The African National Congress (ANC), which has governed South Africa since the end of apartheid, is in serious trouble. Unfortunately, the country may not be far behind.

In 1994, the ANC — widely credited with ending decades of white minority rule — came to power with a near-monopoly on political legitimacy among the country’s black majority. Together with president Nelson Mandela’s moral authority, this status helped the party to accommodate a wide range of interests and establish a stable economic order without losing the support of poor black voters, many of whom fell outside that order.

Although supporters’ expectations were high, so was their patience — a dynamic reinforced by the ANC’s liberation mythology and early successes in expanding housing, electricity, and social grants.

Nearly 20 years later, this patience has worn thin. While poverty has decreased slightly since 1994, inequality has vaulted upward, fuelled by extreme unemployment, state incapacity, corruption, and affirmative-action policies skewed towards the upper reaches of the economy (not to mention the pernicious legacy of apartheid).

Rapid urbanisation has increased the number of people living in settlements surrounding the country’s major cities, where deprivation is especially stark and government malfeasance is more widely felt. Meanwhile, a new generation of ‘born free’ South Africans are not swayed solely by the ANC’s historical credentials, especially with youth unemployment near 45 per cent.

As a result, the ANC’s monopoly on legitimacy is loosening. Although still electorally dominant, the party’s parliamentary representation has dropped below the two-thirds threshold required to change the constitution. And, if the 2011 local elections are any indication, its popular backing continues to decline (the ANC won just 63 per cent of the vote). Meanwhile, growing apathy and discontent with the scope and pace of economic change has substantially reduced voter turnout.

Beyond the ballot box, violent, inequality-driven protests are on the rise, as citizens step outside the ANC and its affiliates to demand economic improvements. There has been a boom in so-called ‘service-delivery protests’ in the settlements surrounding urban areas.

Last year’s wave of wildcat strikes in the mining sector — which precipitated the infamous Marikana massacre — ended up shaving 0.5 per cent off the country’s GDP growth in 2012. Recent labour unrest on wine farms in the western Cape reflects the same dynamic. While violence and instability have long marred the informal sector — witness the country’s high crime rate and frequent attacks on foreign traders — they are becoming more common in the formal sector as well.

Zuma re-election

These structural, ‘bottom up’ pressures will continue to weigh on South Africa, making 2013 another year fraught with political risk. President Jacob Zuma’s sweeping re-election as ANC president at the party’s December conference was a defeat for the most radical factions, and will foster a more decisive government than the country had in 2012. But the ANC leadership will alienate leaders and constituencies from the very same areas where protests and strikes are most common, including Gauteng, western Cape, swaths of eastern Cape and Free State, and mining communities in North West and Limpopo.

Government efforts to control provincial spending will exacerbate tensions, as will the growing influence of Zulus in Zuma’s ANC. Retrenchment and shutdowns at gold and platinum mines — as well as the expiration in June of wage agreements in the gold and coal industries — will almost certainly spark more labour unrest, especially considering the growing rivalry between the ANC-aligned National Union of Mineworkers and the more militant Association of Mineworkers and Construction Union.

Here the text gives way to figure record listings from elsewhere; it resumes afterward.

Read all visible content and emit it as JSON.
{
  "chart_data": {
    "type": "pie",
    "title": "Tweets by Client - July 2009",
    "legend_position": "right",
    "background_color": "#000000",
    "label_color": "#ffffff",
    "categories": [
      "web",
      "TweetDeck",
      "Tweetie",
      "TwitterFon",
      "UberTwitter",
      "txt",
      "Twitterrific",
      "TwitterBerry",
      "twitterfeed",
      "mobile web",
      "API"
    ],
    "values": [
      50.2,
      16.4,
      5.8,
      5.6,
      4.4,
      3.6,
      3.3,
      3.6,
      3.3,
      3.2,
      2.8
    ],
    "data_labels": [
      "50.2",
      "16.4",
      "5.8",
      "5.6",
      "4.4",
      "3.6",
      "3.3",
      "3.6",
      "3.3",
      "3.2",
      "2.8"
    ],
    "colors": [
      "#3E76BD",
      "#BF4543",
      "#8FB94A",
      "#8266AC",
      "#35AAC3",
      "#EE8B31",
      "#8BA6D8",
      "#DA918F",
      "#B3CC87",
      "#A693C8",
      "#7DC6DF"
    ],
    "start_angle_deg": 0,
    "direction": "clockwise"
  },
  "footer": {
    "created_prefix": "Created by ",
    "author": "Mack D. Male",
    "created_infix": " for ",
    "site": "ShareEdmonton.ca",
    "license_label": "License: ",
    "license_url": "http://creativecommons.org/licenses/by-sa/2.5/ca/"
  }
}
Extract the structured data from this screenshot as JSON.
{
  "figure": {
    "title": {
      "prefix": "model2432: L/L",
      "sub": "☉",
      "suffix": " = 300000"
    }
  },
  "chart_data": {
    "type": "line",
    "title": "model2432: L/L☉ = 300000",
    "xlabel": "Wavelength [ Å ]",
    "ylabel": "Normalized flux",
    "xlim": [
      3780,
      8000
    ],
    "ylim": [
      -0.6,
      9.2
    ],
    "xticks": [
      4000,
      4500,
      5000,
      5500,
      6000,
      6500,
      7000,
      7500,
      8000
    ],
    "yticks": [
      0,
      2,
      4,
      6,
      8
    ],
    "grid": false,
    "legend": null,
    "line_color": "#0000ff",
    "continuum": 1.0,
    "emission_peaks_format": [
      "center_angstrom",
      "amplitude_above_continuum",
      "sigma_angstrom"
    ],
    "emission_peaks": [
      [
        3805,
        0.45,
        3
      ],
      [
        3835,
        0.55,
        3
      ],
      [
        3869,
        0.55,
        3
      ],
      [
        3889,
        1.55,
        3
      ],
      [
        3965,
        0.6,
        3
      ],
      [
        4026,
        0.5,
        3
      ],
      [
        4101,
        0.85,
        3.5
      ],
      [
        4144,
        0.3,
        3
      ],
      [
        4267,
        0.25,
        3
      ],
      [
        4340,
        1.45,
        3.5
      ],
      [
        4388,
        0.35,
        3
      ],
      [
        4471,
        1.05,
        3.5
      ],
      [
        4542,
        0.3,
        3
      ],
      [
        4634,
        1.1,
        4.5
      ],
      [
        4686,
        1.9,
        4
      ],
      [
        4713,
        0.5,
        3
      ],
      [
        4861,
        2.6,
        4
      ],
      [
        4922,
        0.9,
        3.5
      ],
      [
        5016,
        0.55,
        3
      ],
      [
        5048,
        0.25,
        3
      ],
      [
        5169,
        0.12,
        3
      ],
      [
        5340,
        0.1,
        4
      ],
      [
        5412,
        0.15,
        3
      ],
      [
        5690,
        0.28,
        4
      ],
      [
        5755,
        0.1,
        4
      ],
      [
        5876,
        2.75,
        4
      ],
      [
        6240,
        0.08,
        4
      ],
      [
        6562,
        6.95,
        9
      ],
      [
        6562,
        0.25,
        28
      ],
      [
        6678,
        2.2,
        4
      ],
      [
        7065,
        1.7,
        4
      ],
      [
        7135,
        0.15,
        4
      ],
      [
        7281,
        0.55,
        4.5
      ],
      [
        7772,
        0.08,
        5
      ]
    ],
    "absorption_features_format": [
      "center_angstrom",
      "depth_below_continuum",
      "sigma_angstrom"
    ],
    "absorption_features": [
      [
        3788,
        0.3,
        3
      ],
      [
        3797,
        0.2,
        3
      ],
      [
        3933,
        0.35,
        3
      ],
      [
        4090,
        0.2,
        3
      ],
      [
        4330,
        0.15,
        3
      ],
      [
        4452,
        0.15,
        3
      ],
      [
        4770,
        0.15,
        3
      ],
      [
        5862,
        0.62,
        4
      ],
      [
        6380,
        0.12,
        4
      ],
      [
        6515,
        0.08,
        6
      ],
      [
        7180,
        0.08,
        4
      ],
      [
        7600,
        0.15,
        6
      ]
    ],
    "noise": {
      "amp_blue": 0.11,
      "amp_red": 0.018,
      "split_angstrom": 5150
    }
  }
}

Given that the ANC’s overwhelming priority is to maintain political dominance in the 2014 elections, the party will be tempted to win public support through increased spending and statist policies, rather than implementing critical structural reforms that investors demand.

Although the ANC dismissed proposals to nationalise the country’s mines, its embrace of ‘strategic state ownership’ has brought further policy uncertainty to the sector while paving the way for a weightier government presence in related industries like energy and steel.

Similarly, the party’s endorsement of the pragmatic National Development Plan and the election of popular labour leader-turned-billionaire Cyril Ramaphosa as deputy president are unlikely to stem the risks that it now faces.

The NDP’s most urgent proposed measures — more flexible labour laws, education reform, and rationalising local government — will be watered down by vested interests and weak governance, while its (otherwise welcome) emphasis on expanding infrastructure will be undermined by political favouritism and corruption.

Ramaphosa’s respectability will undoubtedly provide the party (and the scandal-plagued Zuma) with some badly needed cover. But the ANC government will still have to focus on short-term measures and patronage in order to shore up its electoral support. Without these steps, continued bouts of social unrest may well shake investor confidence more than unwelcome policies do.

The ANC no longer has sufficient credibility with poor South Africans to ask for continued patience in achieving “a better life for all.” It is no longer 1994, and Zuma is no Nelson Mandela.

— Project Syndicate, 2013

 

Ian Bremmer is President of Eurasia Group and the author of Every Nation for Itself: Winners and Losers in a G-Zero World. Mark Y. Rosenberg is Africa Analyst at Eurasia Group.